Margarett Best resigns Scarborough-Guildwood seat; fifth Liberal to quit in 2013

06/27/2013 05:17 EDT | Updated 08/27/2013 05:12 EDT
TORONTO - Former consumer services minister Margarett Best announced Thursday she was resigning her seat in the Ontario legislature, becoming the fifth Liberal to quit since Kathleen Wynne became premier in February.

Best issued a statement announcing she was resigning her Scarbourough-Guildwood seat "after more than five years of loyal service," but offering no reason for her departure.

"I want to thank all of my constituents for their support and friendship," said Best.

"I take with me the satisfaction of being greatly enriched to have shared in your history, your culture, your ways of life and our common humanity."

Best, who was born in Jamaica, hasn't been seen in the legislature since being dropped from cabinet last February after Wynne took over as premier from Dalton McGuinty.

The premier's office said earlier this year that Best was ill, but there was never any word from Best herself as to the nature of the illness, and she didn't mention it in her resignation announcement.

A person listed on Best's resignation announcement was not available for comment.

As minister of health promotion, Best helped pass legislation that banned smoking in cars with children.

It was "a truly proud moment for our province," said Wynne.

"Throughout her political and community involvement, Margarett has proved herself as a distinguished role model, a proud mother and a strong voice for Ontario's under-represented communities."

Best's resignation means Wynne now must call five byelections this year.

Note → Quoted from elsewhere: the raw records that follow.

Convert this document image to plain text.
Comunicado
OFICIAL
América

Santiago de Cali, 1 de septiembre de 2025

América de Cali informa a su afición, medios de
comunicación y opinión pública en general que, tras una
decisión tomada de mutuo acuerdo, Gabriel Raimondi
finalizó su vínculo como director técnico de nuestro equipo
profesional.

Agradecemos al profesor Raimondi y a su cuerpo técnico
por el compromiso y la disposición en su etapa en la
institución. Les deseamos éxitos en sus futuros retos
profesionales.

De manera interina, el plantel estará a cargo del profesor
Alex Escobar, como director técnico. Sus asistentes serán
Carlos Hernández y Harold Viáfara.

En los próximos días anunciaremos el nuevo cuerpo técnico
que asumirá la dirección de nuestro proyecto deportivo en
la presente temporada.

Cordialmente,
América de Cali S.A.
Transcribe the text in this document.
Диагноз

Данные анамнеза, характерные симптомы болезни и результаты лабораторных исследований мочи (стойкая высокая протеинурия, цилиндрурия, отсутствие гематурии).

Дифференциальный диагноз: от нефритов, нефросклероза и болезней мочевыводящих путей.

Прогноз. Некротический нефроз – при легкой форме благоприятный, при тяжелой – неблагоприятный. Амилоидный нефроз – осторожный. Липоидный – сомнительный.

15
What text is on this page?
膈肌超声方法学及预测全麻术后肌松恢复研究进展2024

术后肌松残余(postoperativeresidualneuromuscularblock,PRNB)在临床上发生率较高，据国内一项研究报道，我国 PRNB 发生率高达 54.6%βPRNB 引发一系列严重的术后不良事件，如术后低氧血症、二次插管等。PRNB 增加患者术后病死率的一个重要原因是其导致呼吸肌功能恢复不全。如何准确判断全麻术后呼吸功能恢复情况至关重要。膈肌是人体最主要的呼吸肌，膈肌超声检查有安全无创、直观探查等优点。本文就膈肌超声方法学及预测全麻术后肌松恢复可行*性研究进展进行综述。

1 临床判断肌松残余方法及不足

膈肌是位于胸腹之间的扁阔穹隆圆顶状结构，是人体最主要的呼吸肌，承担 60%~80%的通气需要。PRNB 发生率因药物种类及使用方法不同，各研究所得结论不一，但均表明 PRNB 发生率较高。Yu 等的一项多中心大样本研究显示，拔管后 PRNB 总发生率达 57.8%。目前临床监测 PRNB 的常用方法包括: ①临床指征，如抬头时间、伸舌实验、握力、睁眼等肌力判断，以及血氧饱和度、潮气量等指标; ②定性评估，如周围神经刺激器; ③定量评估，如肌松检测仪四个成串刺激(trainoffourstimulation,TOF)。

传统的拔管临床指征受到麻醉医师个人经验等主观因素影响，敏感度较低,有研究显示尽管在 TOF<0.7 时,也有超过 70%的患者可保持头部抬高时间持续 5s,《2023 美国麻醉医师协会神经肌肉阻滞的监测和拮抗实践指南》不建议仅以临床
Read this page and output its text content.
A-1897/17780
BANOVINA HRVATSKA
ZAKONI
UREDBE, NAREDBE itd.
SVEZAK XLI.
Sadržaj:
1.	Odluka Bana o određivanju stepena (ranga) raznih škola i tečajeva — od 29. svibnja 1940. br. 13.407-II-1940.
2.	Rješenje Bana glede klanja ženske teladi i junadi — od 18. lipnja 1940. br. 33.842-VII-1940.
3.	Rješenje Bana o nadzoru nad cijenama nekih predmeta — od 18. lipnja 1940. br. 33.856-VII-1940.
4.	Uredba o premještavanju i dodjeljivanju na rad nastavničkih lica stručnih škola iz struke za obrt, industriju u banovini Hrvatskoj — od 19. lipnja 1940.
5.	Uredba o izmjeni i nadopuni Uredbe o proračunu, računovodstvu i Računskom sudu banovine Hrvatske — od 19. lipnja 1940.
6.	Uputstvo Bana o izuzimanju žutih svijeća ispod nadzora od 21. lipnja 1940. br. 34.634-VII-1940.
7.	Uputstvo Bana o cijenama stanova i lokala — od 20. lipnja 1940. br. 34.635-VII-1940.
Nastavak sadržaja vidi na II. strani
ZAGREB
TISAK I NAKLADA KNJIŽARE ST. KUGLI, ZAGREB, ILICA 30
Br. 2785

Former cabinet ministers Chris Bentley and Dwight Duncan quit in February, followed by McGuinty himself in May and former education minister Laurel Broten earlier this month.

Wynne has to call the byelections in Windsor-Tecumseh to replace Duncan and London-West to replace Bentley by Aug. 15, and said earlier she would call the one in Ottawa-South to replace McGuinty at the same time.

She has six months to call byelections, which means the votes in the Toronto-area ridings to replace Broten and Best could come as late as December, or they too could be called at the same time as the three others.

The Liberals fell just one seat short of a majority government in the 2011 election, so the outcomes of the five byelections will not change the balance of power in the legislature.